The study successfully created a library of GDH variants with the ERα LBD inserted at various positions. Deep sequencing revealed comprehensive insertion coverage. Screening this library identified 71 4-HT-regulatable variants, demonstrating the robustness of GDH as a scaffold for domain insertion. Structural analysis indicated that allosteric sites are concentrated on flexible loops and the dimeric interface of GDH, suggesting the importance of conformational flexibility in allosteric signaling. The engineered GDH-5E variant exhibited a significant decrease in glucose oxidation rate in the presence of 4-HT. Immobilization of GDH-5E with Fc-LPEI successfully wired the enzyme to an electrode, enabling amperometric detection of 4-HT. The electrochemical algorithm, based on the ratio of currents from GDH-5E+ and wild-type GDH, effectively mitigated the interference from varying glucose levels and provided a binary (yes/no) determination of 4-HT presence. The self-powered EFC sensor generated power from glucose oxidation, with 4-HT presence causing a reduction in current density. Coupling the self-powered sensor with an OECT amplified the 4-HT signal significantly, producing milliampere-level signals. This amplification occurred by observing a reduced rate of change in source-drain current (*dIsd/dt*) in the presence of 4-HT. These results successfully demonstrate a proof-of-concept device that demonstrates the feasibility of a miniaturized, self-powered, and sensitive 4-HT biosensor.

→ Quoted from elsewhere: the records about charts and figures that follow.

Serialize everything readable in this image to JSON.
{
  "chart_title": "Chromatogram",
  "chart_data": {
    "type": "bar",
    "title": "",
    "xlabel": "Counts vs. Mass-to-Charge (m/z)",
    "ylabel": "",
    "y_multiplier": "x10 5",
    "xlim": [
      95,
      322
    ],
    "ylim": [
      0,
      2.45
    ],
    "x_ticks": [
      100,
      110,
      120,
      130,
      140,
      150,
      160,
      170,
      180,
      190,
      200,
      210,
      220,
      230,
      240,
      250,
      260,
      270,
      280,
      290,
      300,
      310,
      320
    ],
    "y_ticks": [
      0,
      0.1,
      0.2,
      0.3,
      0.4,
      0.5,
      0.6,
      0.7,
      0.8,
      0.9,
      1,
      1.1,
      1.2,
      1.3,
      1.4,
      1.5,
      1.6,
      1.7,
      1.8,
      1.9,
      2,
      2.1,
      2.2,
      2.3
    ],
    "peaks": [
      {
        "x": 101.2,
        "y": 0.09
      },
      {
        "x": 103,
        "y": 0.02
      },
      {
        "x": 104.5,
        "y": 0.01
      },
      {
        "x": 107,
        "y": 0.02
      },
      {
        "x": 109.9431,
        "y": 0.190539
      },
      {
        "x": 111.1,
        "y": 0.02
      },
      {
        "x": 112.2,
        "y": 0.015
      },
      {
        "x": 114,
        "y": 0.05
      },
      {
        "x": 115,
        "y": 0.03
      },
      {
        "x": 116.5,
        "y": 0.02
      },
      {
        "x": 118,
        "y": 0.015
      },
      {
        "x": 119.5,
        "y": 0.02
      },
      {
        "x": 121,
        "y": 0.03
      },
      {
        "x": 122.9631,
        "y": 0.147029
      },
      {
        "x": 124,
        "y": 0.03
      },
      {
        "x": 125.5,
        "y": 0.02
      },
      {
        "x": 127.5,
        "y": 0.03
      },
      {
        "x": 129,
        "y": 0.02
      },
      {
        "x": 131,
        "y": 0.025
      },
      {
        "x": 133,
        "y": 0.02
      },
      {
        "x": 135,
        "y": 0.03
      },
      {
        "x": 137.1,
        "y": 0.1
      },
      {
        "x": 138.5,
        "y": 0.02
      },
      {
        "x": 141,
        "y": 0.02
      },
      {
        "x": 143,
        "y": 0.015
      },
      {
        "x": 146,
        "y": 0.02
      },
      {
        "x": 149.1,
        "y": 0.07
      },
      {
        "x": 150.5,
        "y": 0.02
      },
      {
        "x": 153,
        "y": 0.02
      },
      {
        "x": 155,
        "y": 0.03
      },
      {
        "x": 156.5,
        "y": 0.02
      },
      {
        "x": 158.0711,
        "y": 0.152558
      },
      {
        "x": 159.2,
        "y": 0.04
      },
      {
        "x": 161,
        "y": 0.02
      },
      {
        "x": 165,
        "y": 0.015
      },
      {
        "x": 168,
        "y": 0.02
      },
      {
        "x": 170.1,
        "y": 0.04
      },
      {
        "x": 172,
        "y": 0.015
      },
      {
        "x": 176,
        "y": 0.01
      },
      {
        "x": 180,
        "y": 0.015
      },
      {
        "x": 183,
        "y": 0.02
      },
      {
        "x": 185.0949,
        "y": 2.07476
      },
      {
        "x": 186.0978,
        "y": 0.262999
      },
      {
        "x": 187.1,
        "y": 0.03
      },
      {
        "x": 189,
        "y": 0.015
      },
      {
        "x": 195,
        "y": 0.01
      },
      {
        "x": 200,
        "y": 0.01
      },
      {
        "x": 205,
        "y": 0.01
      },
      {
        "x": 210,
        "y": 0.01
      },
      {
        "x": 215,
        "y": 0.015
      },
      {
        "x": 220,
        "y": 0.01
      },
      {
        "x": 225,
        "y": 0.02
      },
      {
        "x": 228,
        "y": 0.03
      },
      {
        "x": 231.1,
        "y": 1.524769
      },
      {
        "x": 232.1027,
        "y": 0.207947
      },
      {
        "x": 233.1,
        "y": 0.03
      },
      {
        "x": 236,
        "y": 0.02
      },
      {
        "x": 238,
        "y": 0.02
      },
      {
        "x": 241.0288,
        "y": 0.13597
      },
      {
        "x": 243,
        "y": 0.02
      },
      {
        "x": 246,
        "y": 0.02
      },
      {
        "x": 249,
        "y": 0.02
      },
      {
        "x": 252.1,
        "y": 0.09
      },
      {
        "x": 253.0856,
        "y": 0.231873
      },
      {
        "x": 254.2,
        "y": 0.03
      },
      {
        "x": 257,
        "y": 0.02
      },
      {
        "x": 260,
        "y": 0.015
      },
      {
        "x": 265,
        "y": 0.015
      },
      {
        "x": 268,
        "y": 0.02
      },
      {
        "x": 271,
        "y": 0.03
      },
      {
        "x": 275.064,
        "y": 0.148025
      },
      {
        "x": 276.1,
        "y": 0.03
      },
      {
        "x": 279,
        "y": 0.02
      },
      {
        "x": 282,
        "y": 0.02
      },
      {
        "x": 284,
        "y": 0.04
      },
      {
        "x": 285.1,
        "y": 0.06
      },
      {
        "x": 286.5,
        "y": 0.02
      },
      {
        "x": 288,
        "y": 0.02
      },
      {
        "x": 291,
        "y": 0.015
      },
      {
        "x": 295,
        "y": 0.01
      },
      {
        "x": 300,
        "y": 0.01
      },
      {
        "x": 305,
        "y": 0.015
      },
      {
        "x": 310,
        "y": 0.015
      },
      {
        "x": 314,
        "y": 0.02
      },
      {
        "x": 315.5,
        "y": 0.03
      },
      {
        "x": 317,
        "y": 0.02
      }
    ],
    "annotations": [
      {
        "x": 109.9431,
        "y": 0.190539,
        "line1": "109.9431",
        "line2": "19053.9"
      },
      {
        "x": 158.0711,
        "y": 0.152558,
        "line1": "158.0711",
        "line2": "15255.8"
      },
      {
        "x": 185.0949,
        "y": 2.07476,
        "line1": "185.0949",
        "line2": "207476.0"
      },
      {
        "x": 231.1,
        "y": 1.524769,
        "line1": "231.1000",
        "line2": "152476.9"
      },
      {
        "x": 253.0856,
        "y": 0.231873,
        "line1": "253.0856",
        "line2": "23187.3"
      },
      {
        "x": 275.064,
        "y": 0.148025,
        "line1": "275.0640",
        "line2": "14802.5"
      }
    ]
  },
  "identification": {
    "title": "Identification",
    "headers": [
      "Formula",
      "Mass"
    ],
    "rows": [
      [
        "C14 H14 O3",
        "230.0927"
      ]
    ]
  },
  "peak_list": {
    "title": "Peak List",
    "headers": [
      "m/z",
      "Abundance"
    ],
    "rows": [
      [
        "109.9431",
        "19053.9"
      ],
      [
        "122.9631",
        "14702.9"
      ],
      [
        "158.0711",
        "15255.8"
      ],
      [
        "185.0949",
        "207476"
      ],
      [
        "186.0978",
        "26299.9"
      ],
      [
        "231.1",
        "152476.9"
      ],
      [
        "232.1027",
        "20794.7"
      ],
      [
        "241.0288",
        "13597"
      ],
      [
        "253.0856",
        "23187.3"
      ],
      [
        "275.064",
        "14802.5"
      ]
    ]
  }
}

This study's findings address the critical need for simple and reliable POC sensors for therapeutic drug monitoring. The development of the GBAS successfully addresses several limitations of existing approaches. The use of an electrochemical algorithm to decode the 4-HT signal from the glucose signal effectively reduces interference from fluctuating glucose concentrations, providing a more accurate and robust sensing platform. The self-powered nature of the sensor eliminates the need for bulky and expensive external power supplies, enhancing the portability and usability of the device. The integration of an OECT significantly amplifies the signal, improving sensitivity and enabling miniaturization. The broad applicability of this approach is highlighted by the sensor's selectivity for 4-HT over other endocrine therapeutics. The successful demonstration of the GBAS opens exciting possibilities for real-time monitoring of therapeutic drug levels in clinical settings. The simplicity, low cost, and high sensitivity of the sensor make it suitable for widespread use.

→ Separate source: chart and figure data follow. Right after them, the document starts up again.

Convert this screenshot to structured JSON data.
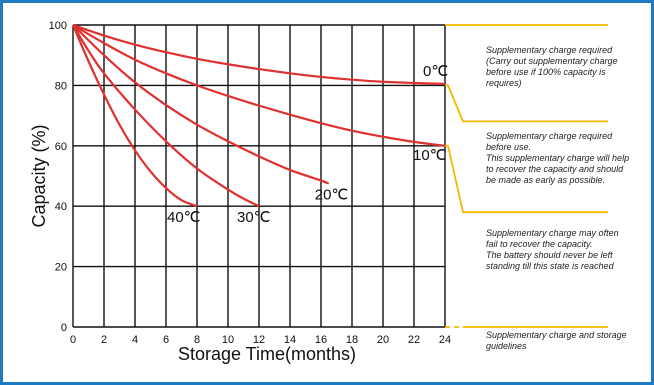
{
  "chart_data": {
    "type": "line",
    "title": "",
    "xlabel": "Storage  Time(months)",
    "ylabel": "Capacity   (%)",
    "xlim": [
      0,
      24
    ],
    "ylim": [
      0,
      100
    ],
    "x_ticks": [
      "0",
      "2",
      "4",
      "6",
      "8",
      "10",
      "12",
      "14",
      "16",
      "18",
      "20",
      "22",
      "24"
    ],
    "y_ticks": [
      "0",
      "20",
      "40",
      "60",
      "80",
      "100"
    ],
    "grid": true,
    "series": [
      {
        "name": "0℃",
        "color": "#e03131",
        "points": [
          [
            0,
            100
          ],
          [
            2,
            96.5
          ],
          [
            4,
            93.5
          ],
          [
            6,
            91
          ],
          [
            8,
            88.8
          ],
          [
            10,
            87
          ],
          [
            12,
            85.4
          ],
          [
            14,
            84
          ],
          [
            16,
            82.8
          ],
          [
            18,
            81.9
          ],
          [
            20,
            81.2
          ],
          [
            22,
            80.8
          ],
          [
            24,
            80.5
          ]
        ]
      },
      {
        "name": "10℃",
        "color": "#e03131",
        "points": [
          [
            0,
            100
          ],
          [
            2,
            94
          ],
          [
            4,
            88.5
          ],
          [
            6,
            84
          ],
          [
            8,
            80
          ],
          [
            10,
            76.5
          ],
          [
            12,
            73.3
          ],
          [
            14,
            70.3
          ],
          [
            16,
            67.5
          ],
          [
            18,
            65
          ],
          [
            20,
            63
          ],
          [
            22,
            61.3
          ],
          [
            24,
            60
          ]
        ]
      },
      {
        "name": "20℃",
        "color": "#e03131",
        "points": [
          [
            0,
            100
          ],
          [
            2,
            90
          ],
          [
            4,
            81
          ],
          [
            6,
            73.5
          ],
          [
            8,
            67
          ],
          [
            10,
            61.5
          ],
          [
            12,
            56.5
          ],
          [
            14,
            52
          ],
          [
            16,
            48.5
          ],
          [
            16.5,
            47.5
          ]
        ]
      },
      {
        "name": "30℃",
        "color": "#e03131",
        "points": [
          [
            0,
            100
          ],
          [
            1,
            91.5
          ],
          [
            2,
            84
          ],
          [
            4,
            72
          ],
          [
            6,
            61.5
          ],
          [
            8,
            52.5
          ],
          [
            10,
            45.5
          ],
          [
            11,
            42.5
          ],
          [
            12,
            40
          ]
        ]
      },
      {
        "name": "40℃",
        "color": "#e03131",
        "points": [
          [
            0,
            100
          ],
          [
            1,
            88
          ],
          [
            2,
            77
          ],
          [
            3,
            67
          ],
          [
            4,
            58.5
          ],
          [
            5,
            51.5
          ],
          [
            6,
            46
          ],
          [
            7,
            42
          ],
          [
            8,
            40
          ]
        ]
      }
    ],
    "curve_labels": [
      {
        "series": "0℃",
        "text": "0℃"
      },
      {
        "series": "10℃",
        "text": "10℃"
      },
      {
        "series": "20℃",
        "text": "20℃"
      },
      {
        "series": "30℃",
        "text": "30℃"
      },
      {
        "series": "40℃",
        "text": "40℃"
      }
    ]
  },
  "guideline_notes": [
    {
      "lines": [
        "Supplementary charge required",
        "(Carry out supplementary charge",
        "before use if 100% capacity is",
        "requires)"
      ]
    },
    {
      "lines": [
        "Supplementary charge required",
        "before use.",
        "This supplementary charge will help",
        "to recover the capacity and should",
        "be made  as early as possible."
      ]
    },
    {
      "lines": [
        "Supplementary charge may often",
        "fail to recover the capacity.",
        "The battery should never be left",
        "standing till this state is reached"
      ]
    },
    {
      "lines": [
        "Supplementary charge and storage",
        "guidelines"
      ]
    }
  ],
  "colors": {
    "frame": "#1f7ac2",
    "curve": "#e03131",
    "bracket": "#f5b800",
    "grid": "#111111"
  }
}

This study presents a novel approach to developing a POC biosensor for 4-HT using an interdisciplinary approach that integrates protein engineering, electrochemical sensing, and electronic circuit design. The successful creation of a self-powered sensor with OECT amplification demonstrates the feasibility of a portable, sensitive, and cost-effective device for therapeutic drug monitoring. While the current prototype requires further development for continuous real-time monitoring, potential advancements such as using multiple EFCs in series or employing magnetic field powering could enable the creation of wearable or implantable versions of the sensor. Future work will focus on optimizing the sensor's performance, exploring its applicability to other therapeutic agents, and developing a fully integrated POC device.

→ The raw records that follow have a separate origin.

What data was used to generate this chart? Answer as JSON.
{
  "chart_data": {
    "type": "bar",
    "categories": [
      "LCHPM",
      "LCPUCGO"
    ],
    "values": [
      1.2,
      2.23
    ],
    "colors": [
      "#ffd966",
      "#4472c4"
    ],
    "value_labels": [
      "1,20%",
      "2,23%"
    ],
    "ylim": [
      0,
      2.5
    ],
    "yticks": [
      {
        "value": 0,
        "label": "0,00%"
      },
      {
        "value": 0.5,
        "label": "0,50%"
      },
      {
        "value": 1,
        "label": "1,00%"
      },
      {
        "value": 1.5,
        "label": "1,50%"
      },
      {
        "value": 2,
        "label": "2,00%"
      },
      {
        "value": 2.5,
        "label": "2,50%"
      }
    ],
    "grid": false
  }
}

The current prototype EFC is insufficient for real-time, in situ sensing and lacks the power to drive conventional transmitters. Future work is needed to address this limitation, possibly through using multiple EFCs in series or alternative power sources. The study used a single-donor human blood sample, potentially limiting the generalizability of the findings. Further testing with a larger and more diverse sample population is needed to confirm the sensor's performance across various physiological conditions. While the OECT amplification was successful, further optimization of the OECT design and integration with the EFC could lead to even greater signal enhancement.